There seems to be very little doubt that the lion’s share of market participants are beginning 2017 under the assumption that economic growth will improve, inflation expectations will increase and, of course, interest rates will be on the rise. We’re not about to debate any of these assumptions, but the journey on the rate front that we begin on New Year’s Day does not often go according to script . The last three years offer a clear illustration of this phenomenon, and we “won’t get fooled again” if recent history tries to repeat itself.
What exactly is this phenomenon we are referring to? At year-end 2013 through 2015, the U.S. Treasury (UST) 10-Year Yield finished with an upward bias, only to reverse course and visibly decline the following January and February. To provide some perspective: on average, the 10-Year Yield declined by nearly 60 basis points (bps) between the end of December and the first half of February in each of these instances.
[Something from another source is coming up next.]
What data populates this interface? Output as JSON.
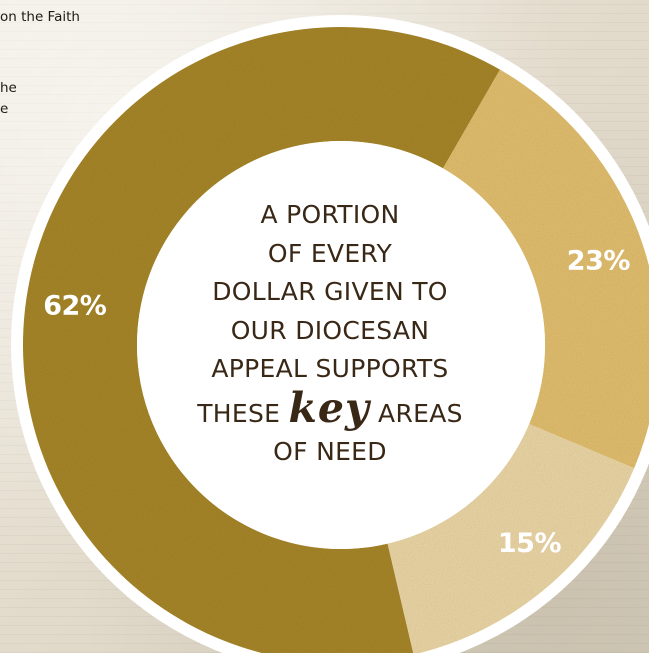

Given its similarities in terms of Federal Reserve (Fed) policy to today, let’s look at last year’s experience. In both cases, the Fed lifted its target range for Fed Funds by a ¼ point and forecast additional increases for the following calendar year. Accordingly, the UST market recalibrated its thought process to allow for this development, pushing the 10-Year Yield higher. However, sentiment shifted rather quickly once the calendar turned and the money and bond markets doubted the Fed would tighten quite that aggressively as new headlines hit the news. Indeed, concern began to grow about China’s economy, oil prices plunged, eurozone bank issues surfaced, and here at home, growth was once again underperforming rather noticeably. As a result, the expectation of four rate hikes in 2016 was reduced to one single increase. For 2017, the Fed’s median forecast is for three rate hikes, but the futures market is already discounting that number down to only two, as of this writing. For the record, my base case is for two Fed rate increases as well.
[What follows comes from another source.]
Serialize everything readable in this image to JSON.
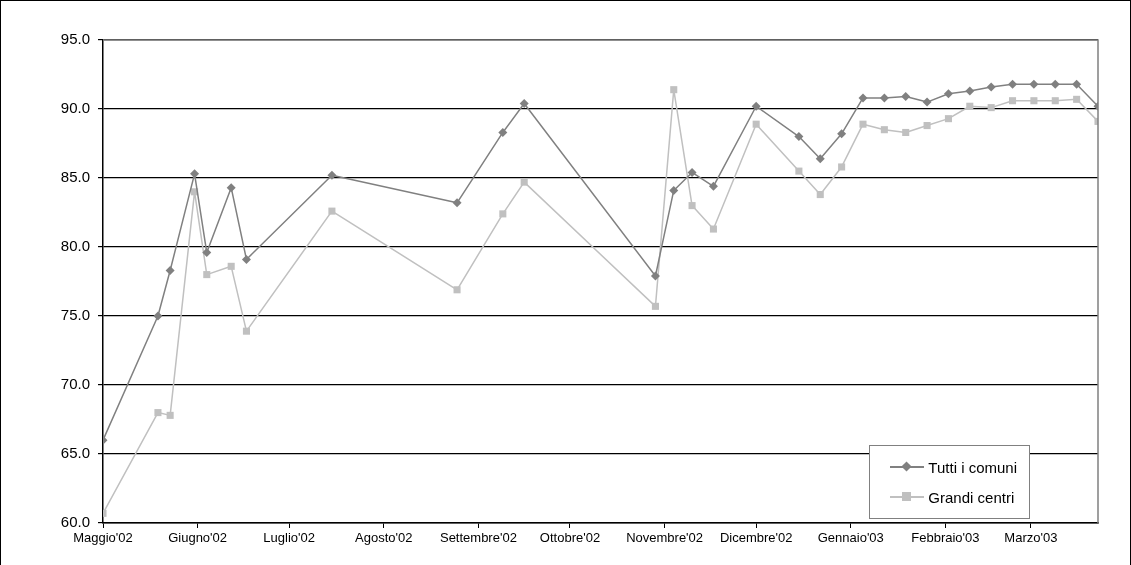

In the post-election fixed income environment, investors appear to be fixated on the prospect of fiscal stimulus and how that will lead to the Fed raising rates and, in turn, UST yields heading higher as well. This “student body right” mindset does not seem to allow for any negative news that might emerge to cause history to repeat itself in the New Year. Some food for thought on that note: Incoming data is suggesting a slower pace of growth for Q4 real GDP, and core goods inflation in the November Personal Consumption Report had the fourth-largest decline since 1959. Even if history were to repeat itself in 2017, if some form of fiscal stimulus and regulatory relief is delivered later this year, Treasury yields would most likely reverse course. While we will have a new leader in the White House, from a Fed perspective, it’s a case of: “meet the new boss, same as the old boss.”
Unless otherwise noted, source is Bloomberg, as of 12/22/2016.
Important Risks Related to this Article
Fixed income investments are subject to interest rate risk; their value will normally decline as interest rates rise. In addition, when interest rates fall, income may decline. Fixed income investments are also subject to credit risk, the risk that the issuer of a bond will fail to pay interest and principal in a timely manner or that negative perceptions of the issuer’s ability to make such payments will cause the price of that bond to decline.